Not only batching. It works by serving different requests as long as they share the prefix.

This basically enables KV cache reuse when there is a prefix matching (from my shallow understanding of how KV cache works).

I failed to see how this help for local deployed LLM, unless you consider the case you ask the same question or with the same prefix are high (like always starts with "please help me ..."?)

Tostino · on Sept 14, 2023

You also have fine-tuned models for specific tasks that may see very similar inputs for a variety of outputs. Think an LLM trained on pulling out specific types of information, no matter where it was stored within the file. E.g. "find the date of the shipment for product# 5432" and then you pass in 10k json documents with a similar shape.

liuliu · on Sept 14, 2023

Yeah, but I was under the impression that for the same prompt, implementations are already share the KV cache. This area is so new so these obvious ideas might not get implemented as widely as I thought.

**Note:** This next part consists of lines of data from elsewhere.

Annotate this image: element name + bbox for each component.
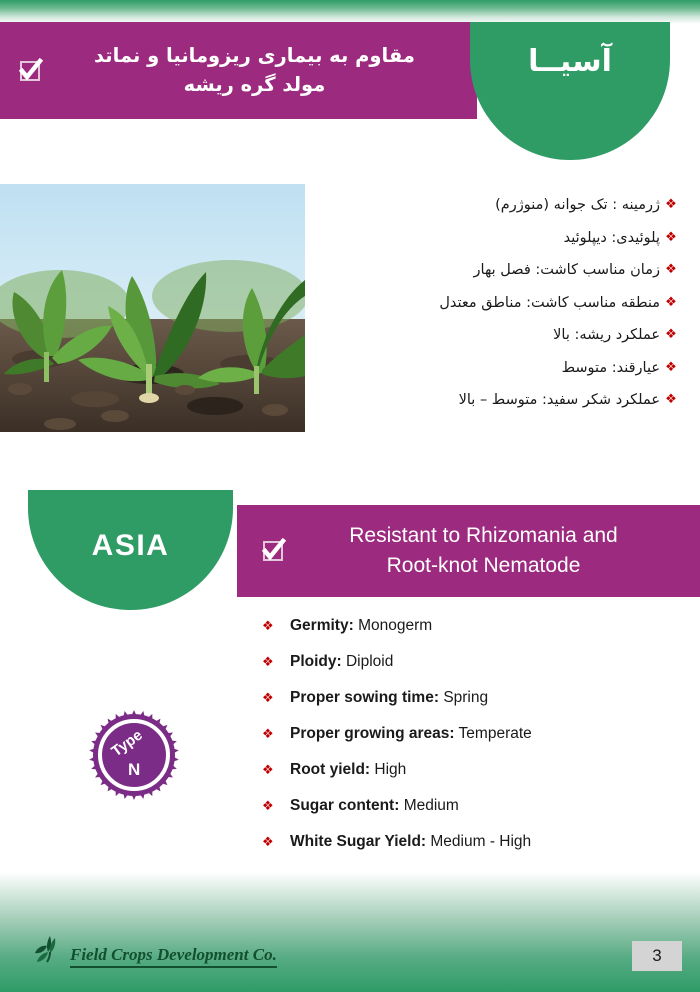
- sugar-beet-field-photo: [0, 184, 305, 432]
- english-spec-text: Sugar content: Medium: [290, 796, 459, 815]
- persian-variety-name: آسیــا: [528, 44, 612, 79]
- english-spec-label: Ploidy:: [290, 653, 342, 670]
- persian-spec-text: پلوئیدی: دیپلوئید: [262, 229, 660, 247]
- english-spec-value: Medium - High: [430, 833, 531, 850]
- english-spec-value: High: [374, 761, 406, 778]
- type-n-seal-badge: Type N: [86, 707, 182, 803]
- persian-spec-text: عملکرد شکر سفید: متوسط – بالا: [262, 391, 660, 409]
- english-header-line1: Resistant to Rhizomania and: [349, 524, 617, 547]
- list-item: ❖ عملکرد ریشه: بالا: [262, 326, 682, 344]
- english-spec-text: Ploidy: Diploid: [290, 652, 393, 671]
- english-spec-text: White Sugar Yield: Medium - High: [290, 832, 531, 851]
- list-item: ❖ White Sugar Yield: Medium - High: [262, 832, 682, 851]
- english-header-title: Resistant to Rhizomania and Root-knot Ne…: [289, 521, 700, 581]
- english-variety-badge: ASIA: [28, 490, 233, 610]
- company-logo: Field Crops Development Co.: [34, 933, 277, 968]
- list-item: ❖ Sugar content: Medium: [262, 796, 682, 815]
- persian-spec-text: عملکرد ریشه: بالا: [262, 326, 660, 344]
- diamond-bullet-icon: ❖: [262, 691, 290, 706]
- english-spec-value: Monogerm: [358, 617, 432, 634]
- checkbox-checked-icon: [261, 538, 287, 564]
- diamond-bullet-icon: ❖: [660, 326, 682, 343]
- english-spec-label: Proper sowing time:: [290, 689, 439, 706]
- page-number: 3: [632, 941, 682, 971]
- list-item: ❖ منطقه مناسب کاشت: مناطق معتدل: [262, 294, 682, 312]
- diamond-bullet-icon: ❖: [660, 229, 682, 246]
- leaf-icon: [34, 933, 68, 968]
- seal-line2: N: [128, 760, 140, 779]
- diamond-bullet-icon: ❖: [660, 294, 682, 311]
- diamond-bullet-icon: ❖: [262, 655, 290, 670]
- english-specs-list: ❖ Germity: Monogerm ❖ Ploidy: Diploid ❖ …: [262, 616, 682, 868]
- list-item: ❖ Ploidy: Diploid: [262, 652, 682, 671]
- diamond-bullet-icon: ❖: [660, 359, 682, 376]
- persian-header-band: مقاوم به بیماری ریزومانیا و نماتد مولد گ…: [0, 22, 477, 119]
- english-spec-value: Diploid: [346, 653, 393, 670]
- list-item: ❖ عیارقند: متوسط: [262, 359, 682, 377]
- list-item: ❖ ژرمینه : تک جوانه (منوژرم): [262, 196, 682, 214]
- english-spec-label: Germity:: [290, 617, 354, 634]
- english-spec-value: Medium: [404, 797, 459, 814]
- english-spec-text: Root yield: High: [290, 760, 406, 779]
- persian-spec-text: زمان مناسب کاشت: فصل بهار: [262, 261, 660, 279]
- list-item: ❖ Proper growing areas: Temperate: [262, 724, 682, 743]
- diamond-bullet-icon: ❖: [660, 261, 682, 278]
- list-item: ❖ Root yield: High: [262, 760, 682, 779]
- list-item: ❖ Germity: Monogerm: [262, 616, 682, 635]
- footer-band: Field Crops Development Co. 3: [0, 872, 700, 992]
- list-item: ❖ Proper sowing time: Spring: [262, 688, 682, 707]
- list-item: ❖ زمان مناسب کاشت: فصل بهار: [262, 261, 682, 279]
- persian-header-line2: مولد گره ریشه: [184, 73, 326, 96]
- diamond-bullet-icon: ❖: [660, 196, 682, 213]
- company-name: Field Crops Development Co.: [70, 946, 277, 968]
- persian-header-title: مقاوم به بیماری ریزومانیا و نماتد مولد گ…: [46, 42, 463, 99]
- english-spec-label: Proper growing areas:: [290, 725, 455, 742]
- top-gradient-strip: [0, 0, 700, 24]
- checkbox-checked-icon: [18, 58, 44, 84]
- list-item: ❖ عملکرد شکر سفید: متوسط – بالا: [262, 391, 682, 409]
- diamond-bullet-icon: ❖: [262, 763, 290, 778]
- persian-spec-text: عیارقند: متوسط: [262, 359, 660, 377]
- english-header-line2: Root-knot Nematode: [387, 554, 581, 577]
- persian-header-inner: مقاوم به بیماری ریزومانیا و نماتد مولد گ…: [0, 22, 477, 119]
- english-spec-label: Sugar content:: [290, 797, 399, 814]
- starburst-seal-icon: Type N: [86, 707, 182, 803]
- english-spec-text: Germity: Monogerm: [290, 616, 432, 635]
- english-spec-label: White Sugar Yield:: [290, 833, 426, 850]
- persian-header-line1: مقاوم به بیماری ریزومانیا و نماتد: [94, 44, 415, 67]
- english-spec-value: Temperate: [459, 725, 532, 742]
- diamond-bullet-icon: ❖: [262, 727, 290, 742]
- english-variety-name: ASIA: [92, 529, 170, 563]
- diamond-bullet-icon: ❖: [660, 391, 682, 408]
- list-item: ❖ پلوئیدی: دیپلوئید: [262, 229, 682, 247]
- english-spec-text: Proper sowing time: Spring: [290, 688, 488, 707]
- english-spec-value: Spring: [443, 689, 488, 706]
- persian-spec-text: منطقه مناسب کاشت: مناطق معتدل: [262, 294, 660, 312]
- diamond-bullet-icon: ❖: [262, 619, 290, 634]
- diamond-bullet-icon: ❖: [262, 799, 290, 814]
- persian-variety-badge: آسیــا: [470, 22, 670, 160]
- english-spec-label: Root yield:: [290, 761, 370, 778]
- persian-spec-text: ژرمینه : تک جوانه (منوژرم): [262, 196, 660, 214]
- persian-specs-list: ❖ ژرمینه : تک جوانه (منوژرم) ❖ پلوئیدی: …: [262, 196, 682, 424]
- diamond-bullet-icon: ❖: [262, 835, 290, 850]
- english-header-band: Resistant to Rhizomania and Root-knot Ne…: [237, 505, 700, 597]
- english-spec-text: Proper growing areas: Temperate: [290, 724, 532, 743]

bestcoder69 · on Sept 14, 2023

Maybe if you have a model with a large context window, you stuff a document in the prompt as a prefix, then ask a bunch of different questions about the document?

rdedev · on Sept 14, 2023

That would be pretty useful. I'm working on getting chatgpt to classify a dataset. So basically I use the same big prompt for a bunch of different small texts and ask chatgpt to generate the class label. Something like initializing the prompt state sounds good. Basically trade more processing time for more memory usage. Who know maybe openai is doing such optimization from their side

fredliu · on Sept 14, 2023

I might be wrong, but looks like this could help with speculative decoding which can already vastly improves the inference speed?